Gobierno y Ciudadanos presionan al PSOE para frenar la derogación de la prisión permanente

De izquierda a derecha, Mariano Rajoy, Pedro Sánchez y Albert Rivera. :: efe/
De izquierda a derecha, Mariano Rajoy, Pedro Sánchez y Albert Rivera. :: efe

Los socialistas estudian parar la tramitación hasta que el Constitucional resuelva el recurso que presentaron en 2015

RAMÓN GORRIARÁN MADRID.

El Gobierno y Ciudadanos saben que el PSOE se mueve en un mar de contradicciones internas y han redoblado la presión para que se desmarque de la abolición de la prisión permanente revisable. Tanto la Moncloa como los liberales invitaron ayer a los socialistas a «escuchar la voz de la calle» para que reconsideren su posición y, al menos, se abstengan hasta que el Tribunal Constitucional resuelva el recurso planteado en 2015, una posición que impediría la derogación.

El PP y el partido que lidera Albert Rivera pueden bloquear la tramitación en el Congreso de la supresión de la prisión permanente porque tienen mayoría en la Mesa de la Cámara con cinco de los nueve cargos, y desde allí pueden prorrogar hasta cuando quieran los plazos de presentación de enmiendas o utilizar otros ardides parlamentarios para postergar la aprobación. Pero prefieren un acuerdo político con la oposición. Un pacto que solo es posible con el PSOE por su número de diputados y por su posición política.

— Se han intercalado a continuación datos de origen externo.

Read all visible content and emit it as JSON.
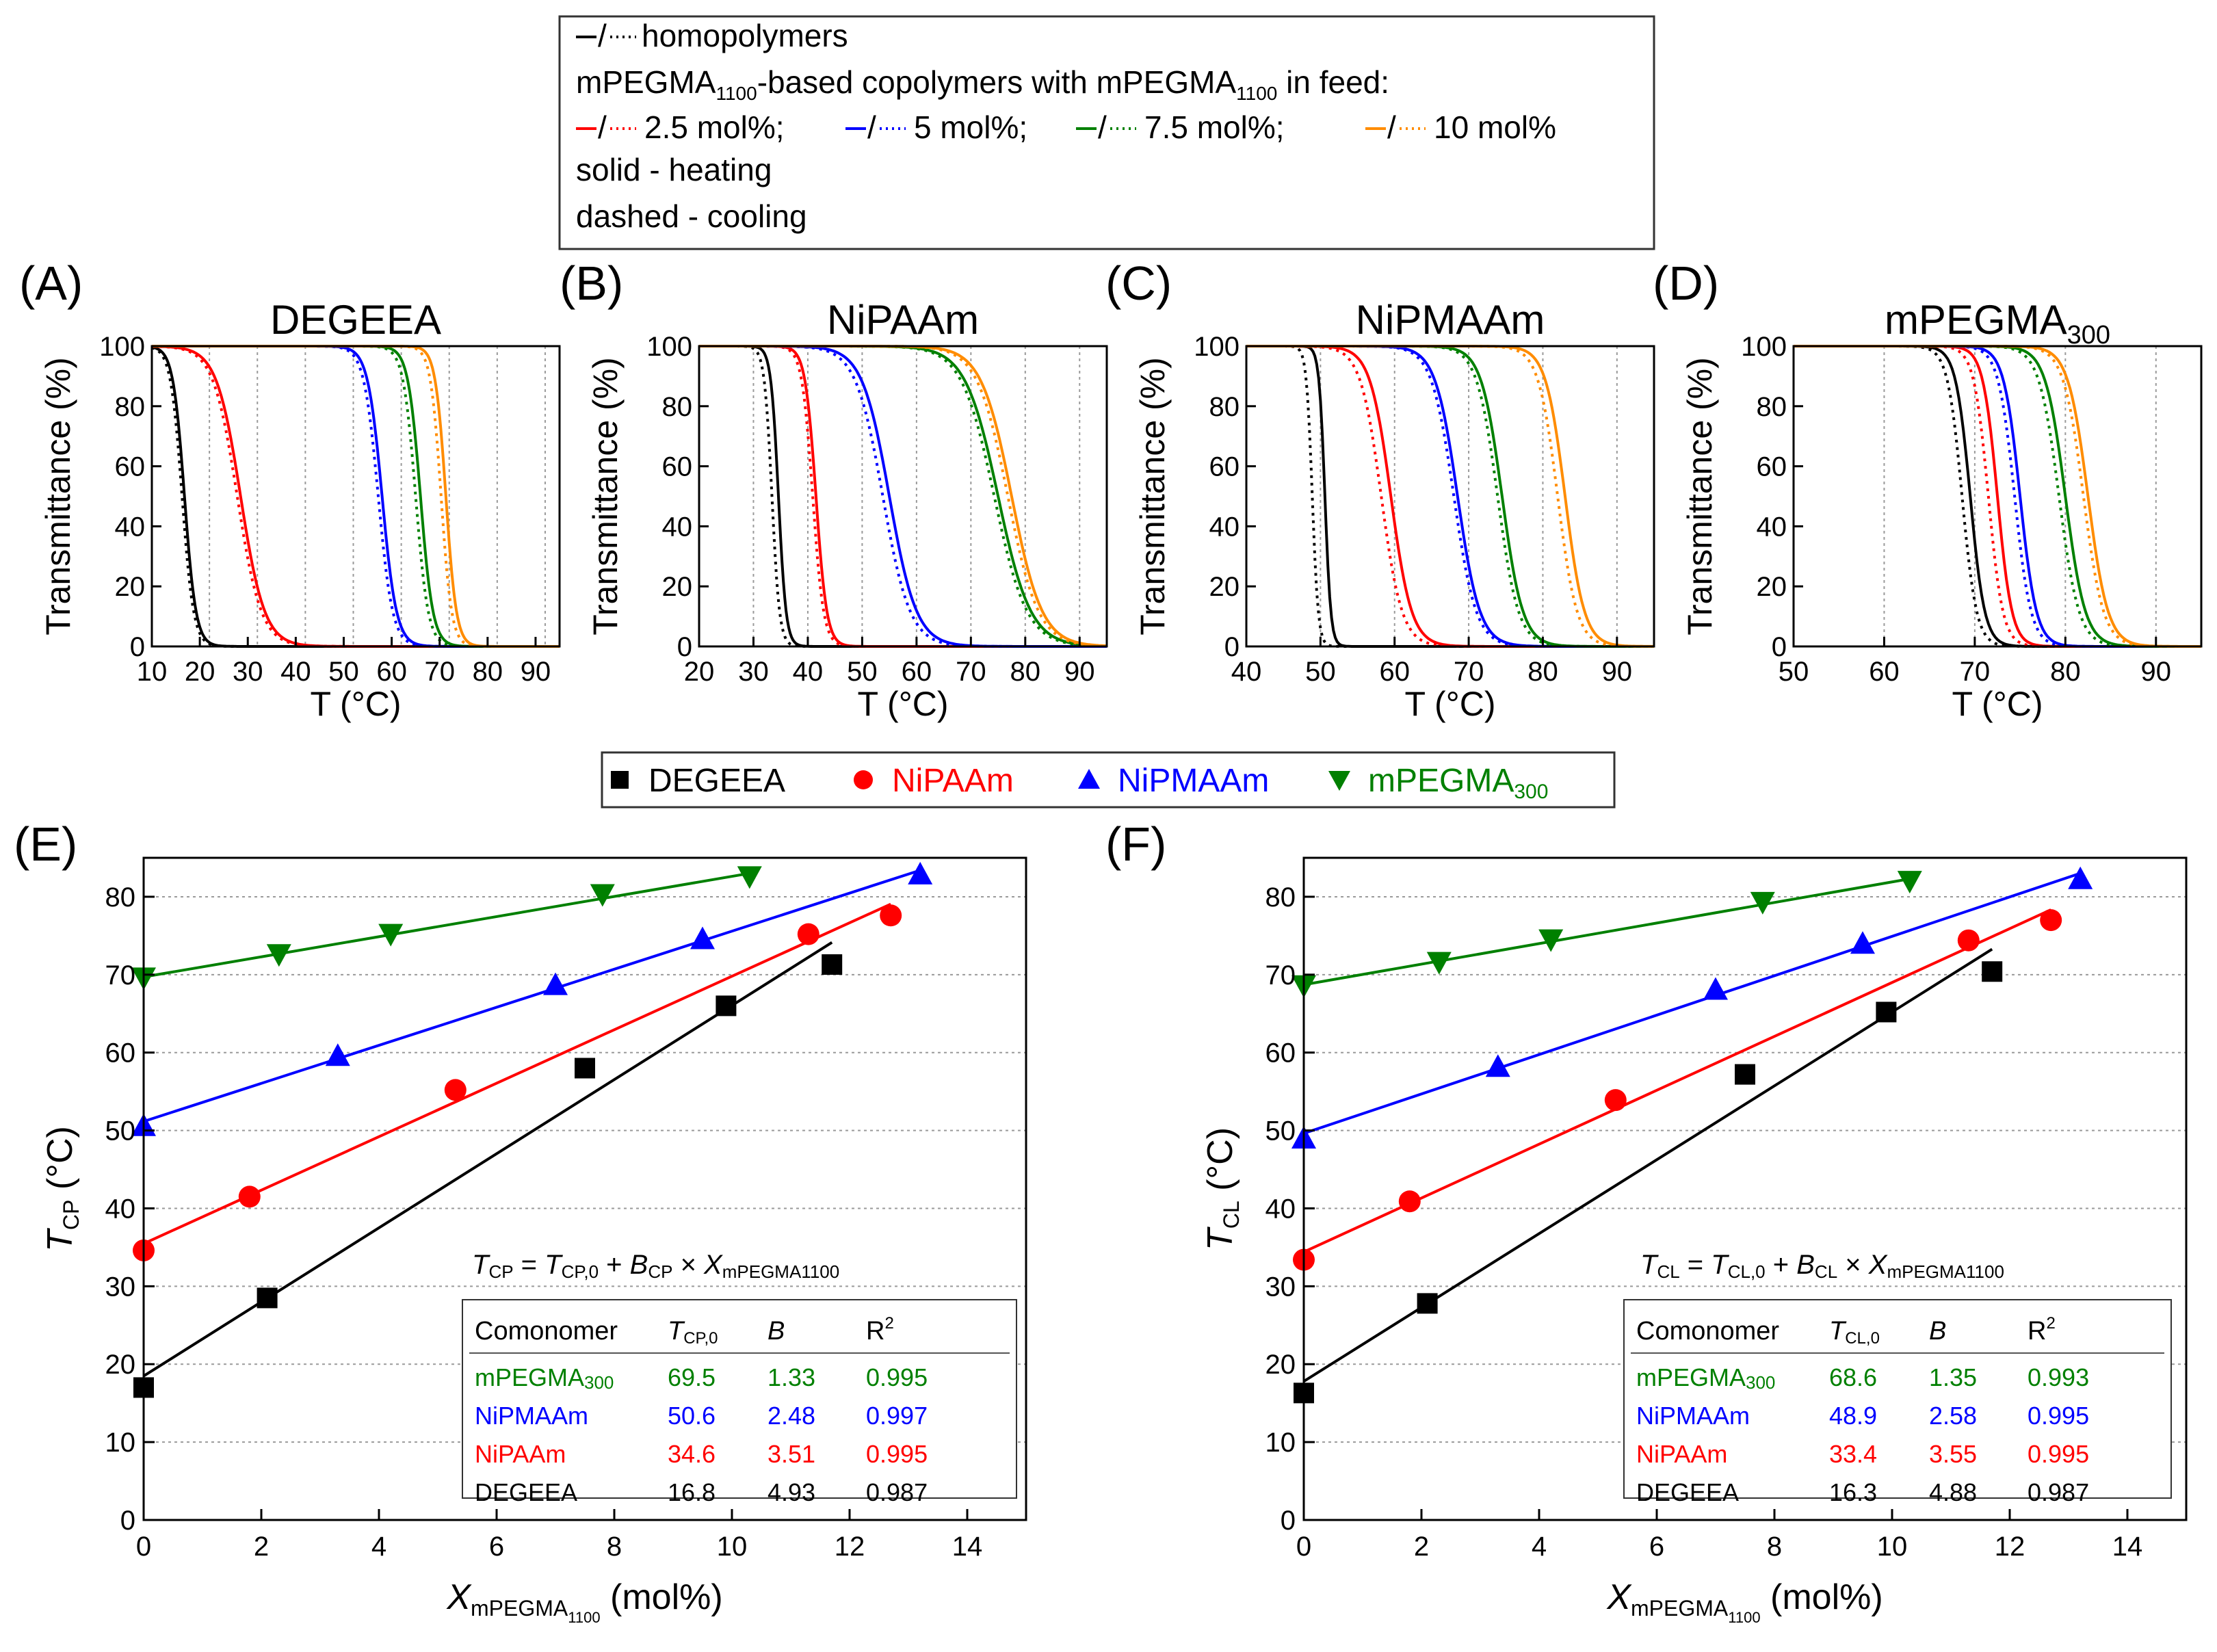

Ante estas presiones, los socialistas exhiben una unidad por ahora sin fisuras a favor de la derogación porque consideran que es inconstitucional, pero es una homogeneidad cogida con alfileres y motivada por el acoso exterior. Entre los diputados del PSOE se reconoce que su posición es «endiablada» y aceptan que en el debate del jueves no salieron bien parados porque es muy difícil conciliar que se está con las víctimas pero en contra de sus demandas. «Perdimos», admitió ayer el exministro Javier Solana en su conferencia en la Escuela de Buen Gobierno del PSOE.

Entre los socialistas pesa como una losa que la mayoría de sus votantes son partidarios de la prisión permanente para los crímenes más repugnantes. En la encuesta que invocan el Gobierno y Ciudadanos para defender que esa figura penal es respaldada por ocho de cada diez, el 88% del electorado del PSOE se decanta por la reclusión revisable. El asesinato del niño Gabriel Cruz no ha hecho más que reforzar esa opinión entre los simpatizantes del principal partido de la oposición. Además, recuerdan en el grupo parlamentario, está la incongruencia de defender los 40 años de prisión efectiva para los culpables de delitos muy graves y el rechazo a una prisión que puede ser revisada a los 25 años de reclusión.

Bochorno y vergüenza

Pero, a pesar de todas estas circunstancias, el rechazo del PSOE se mantiene incólume. «Ninguna asesina va a hacernos cambiar nuestra manera de ser, de entender la tolerancia en una sociedad en la que los derechos y libertades están por encima del miedo», afirmó ayer el presidente de la Generalitat valenciana, Ximo Puig. Palabras similares han pronunciado en las últimas horas el secretario general, Pedro Sánchez, el expresidente José Luis Rodríguez Zapatero y otros dirigentes. La única grieta la abrió Blanca Estrella Ruiz, presidenta de la asociación Clara Campoamor, afín al PSOE, que reclamó la suspensión de militancia de Juan Carlos Campo, portavoz de justicia del PSOE en el Congreso, por su discurso «contra las víctimas» en el debate del jueves, una intervención de «bochorno y vergüenza» por la que pidió «perdón a los españoles» en nombre del PSOE. La dirección del partido restó importancia a esta discrepancia.

Una alternativa que manejó Pedro Sánchez antes del debate parlamentario fue pedir el aplazamiento del mismo hasta que el Constitucional resuelva su recurso y el de otras cinco fuerzas de la oposición presentado hace tres años. Una tesis que ha vuelto ser considerada por los dirigentes socialistas, solo que el paréntesis se produciría ahora en la Comisión de Justicia que debe tramitar la proposición del PNV que plantea la derogación de la prisión permanente.

Una posición que contaría con el respaldo de Ciudadanos, cuyo líder, Albert Rivera, instó al PSOE a que «recapacite» y adopte la decisión «más sensata» de esperar a que el Constitucional resuelva el recurso sobre la legalidad de la prisión permanente. No así el PP, que va a presentar las próximas semanas en el Congreso una proposición de ley para ampliar de ocho a 13 los supuestos de aplicación de esa figura penal y reavivará la polémica.